After days of upwind misery It was into the bay of Biscay and then sailing down the Portuguese Coast. We knew the winds were forecasted for 30 to 35 knots but favorable direction for downwind sailing which should ease the comfort on the boat. We don’t have the the large angle of heel or pounding on waves when going downwind.

For the first part of this downwind we still had headsails up and were learning how to deal with broaching or rounding up. This is when the wind gusts too much and the helm can’t keep the boat in control. The boat leans over with the main boom which is sheeted out comes very close to or actually drags in the water. The only remedy to regain control is to quickly release the vang and ease the main sheet. We were getting on with this learning but the wind and waves kept building. I was helming when we hit a 46 knot gust of wind that I could not control. Skipper Seamus quickly took control of the helm and called for all support crew on deck as to take two reefs in the mainsail effectively reducing it’s size to make sailing more manageable.

Later the conditions finally allowed us to replace headsails with code 2 spinnaker and we were flying down the bay. But during one sail change to spinnaker we had an issue. When changing from yankee headsail to spinnaker the sequence is rig spinnaker, launch spinnaker, immediately get the yankee down, and finally launch the anti-wrapped the forestay previously occupied by the yankee. This blocks the area between outer and inner forestay. The net looks something like a volleyball net but with wide spacing between lines. It’s purpose is to prevent any brief spinnaker collapse from pushing the spinnaker into the fore triangle where it can quickly tangle with the inner forestay and get hopelessly wrapped up there. It happened very quick but and we could not escape the eventual wrap as we did not have the net fully deployed in time.

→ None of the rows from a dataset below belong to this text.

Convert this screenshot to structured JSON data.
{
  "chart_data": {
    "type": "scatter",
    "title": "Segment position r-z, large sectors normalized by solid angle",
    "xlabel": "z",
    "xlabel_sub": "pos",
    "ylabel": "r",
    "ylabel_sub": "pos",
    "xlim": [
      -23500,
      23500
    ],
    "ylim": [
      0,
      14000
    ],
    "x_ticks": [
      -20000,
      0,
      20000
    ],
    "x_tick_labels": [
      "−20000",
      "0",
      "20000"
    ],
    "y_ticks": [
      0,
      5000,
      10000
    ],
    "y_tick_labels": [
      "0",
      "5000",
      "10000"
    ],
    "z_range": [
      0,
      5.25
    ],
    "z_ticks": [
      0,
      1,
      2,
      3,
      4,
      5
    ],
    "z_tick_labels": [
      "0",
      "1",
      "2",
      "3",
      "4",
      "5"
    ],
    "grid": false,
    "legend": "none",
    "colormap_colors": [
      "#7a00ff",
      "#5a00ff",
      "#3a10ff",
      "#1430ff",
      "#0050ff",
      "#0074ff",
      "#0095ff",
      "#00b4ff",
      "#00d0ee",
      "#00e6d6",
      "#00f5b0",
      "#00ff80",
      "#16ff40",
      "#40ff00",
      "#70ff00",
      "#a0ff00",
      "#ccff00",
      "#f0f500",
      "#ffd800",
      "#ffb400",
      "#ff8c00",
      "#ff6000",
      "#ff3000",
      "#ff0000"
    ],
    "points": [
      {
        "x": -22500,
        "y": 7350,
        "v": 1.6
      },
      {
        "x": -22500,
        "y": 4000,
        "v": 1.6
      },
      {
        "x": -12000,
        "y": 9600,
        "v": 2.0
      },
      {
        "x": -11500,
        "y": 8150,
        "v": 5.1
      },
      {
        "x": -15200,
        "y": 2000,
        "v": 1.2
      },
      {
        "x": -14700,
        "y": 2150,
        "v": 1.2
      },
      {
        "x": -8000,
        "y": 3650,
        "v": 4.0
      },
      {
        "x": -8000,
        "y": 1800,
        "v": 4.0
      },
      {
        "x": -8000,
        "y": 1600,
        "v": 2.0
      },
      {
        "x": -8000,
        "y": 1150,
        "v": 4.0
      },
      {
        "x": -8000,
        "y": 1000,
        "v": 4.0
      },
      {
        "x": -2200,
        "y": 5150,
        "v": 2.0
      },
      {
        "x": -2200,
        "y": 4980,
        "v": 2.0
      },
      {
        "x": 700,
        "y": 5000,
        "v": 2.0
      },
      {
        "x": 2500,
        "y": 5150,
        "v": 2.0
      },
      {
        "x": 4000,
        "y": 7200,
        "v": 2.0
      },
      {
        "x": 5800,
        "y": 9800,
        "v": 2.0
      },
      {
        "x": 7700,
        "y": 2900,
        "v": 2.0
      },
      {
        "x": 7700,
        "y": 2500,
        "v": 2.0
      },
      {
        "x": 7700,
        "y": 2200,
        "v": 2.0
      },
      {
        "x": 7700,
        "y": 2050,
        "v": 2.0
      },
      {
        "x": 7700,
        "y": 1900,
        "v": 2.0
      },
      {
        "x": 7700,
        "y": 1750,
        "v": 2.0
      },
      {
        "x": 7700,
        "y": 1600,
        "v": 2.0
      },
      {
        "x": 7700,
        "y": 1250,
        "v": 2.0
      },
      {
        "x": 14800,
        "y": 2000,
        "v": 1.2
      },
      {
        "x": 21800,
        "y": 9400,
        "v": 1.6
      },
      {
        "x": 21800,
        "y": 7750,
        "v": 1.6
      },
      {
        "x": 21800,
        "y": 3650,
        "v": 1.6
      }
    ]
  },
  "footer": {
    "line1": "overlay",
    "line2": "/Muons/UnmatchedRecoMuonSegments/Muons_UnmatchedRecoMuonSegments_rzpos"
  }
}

Spinaker solidly wrapped on the inner forestay.

We spent the entire afternoon trying to get this beast down. Many people up the mast and lot of folks on foredeck including me. Ultimately it was just to tightly wrapped and the conditions still too windy so we gave it up for the night and resolved to fix it early the next morning when we would have less wind and waves.

Morning arrived and another ~2 hours of fighting with many more trips up the mast and people on fordeack. I had the helm during this time. We finally got it down and were back to sailing full speed. Conditions were grand and I got some photos of the evening into darkness.

Rick and Ivy at the helm.
Dennis and Ollie at the helm, Big wave in the background.
Sunset.
Rick inspecting sail trim.
Guan, our Chinese full-time media. Looking up. If there is some action impending she quickly gets here cameras out and jumps into action.
Mary putting on a cherry face despite the tough upwind sailing.

Our last challenge of the race was soon upon us. The turn around the southern tip of Portugal into the Algarve and the Portimao finish. Winds were quite light and fickle in this region allowing some of us lagging boats to catch right up to the leading boats who were mostly stalled and doing nothing. When my watch shift ended at 8 pm and would not be back on deck tell 4 am I secretly predicted that we would not finish in the night. Night shift took on the challenge and with AQP Jorge’s expert tutelage they mastered the light winds and gut us to finish just around 4 am. Media photos and free beer and hot dogs on shore ensued before we had to clear this pontoon and make way for later finishing boats. We had secured a 5th place finish. Not bad considering all we went through.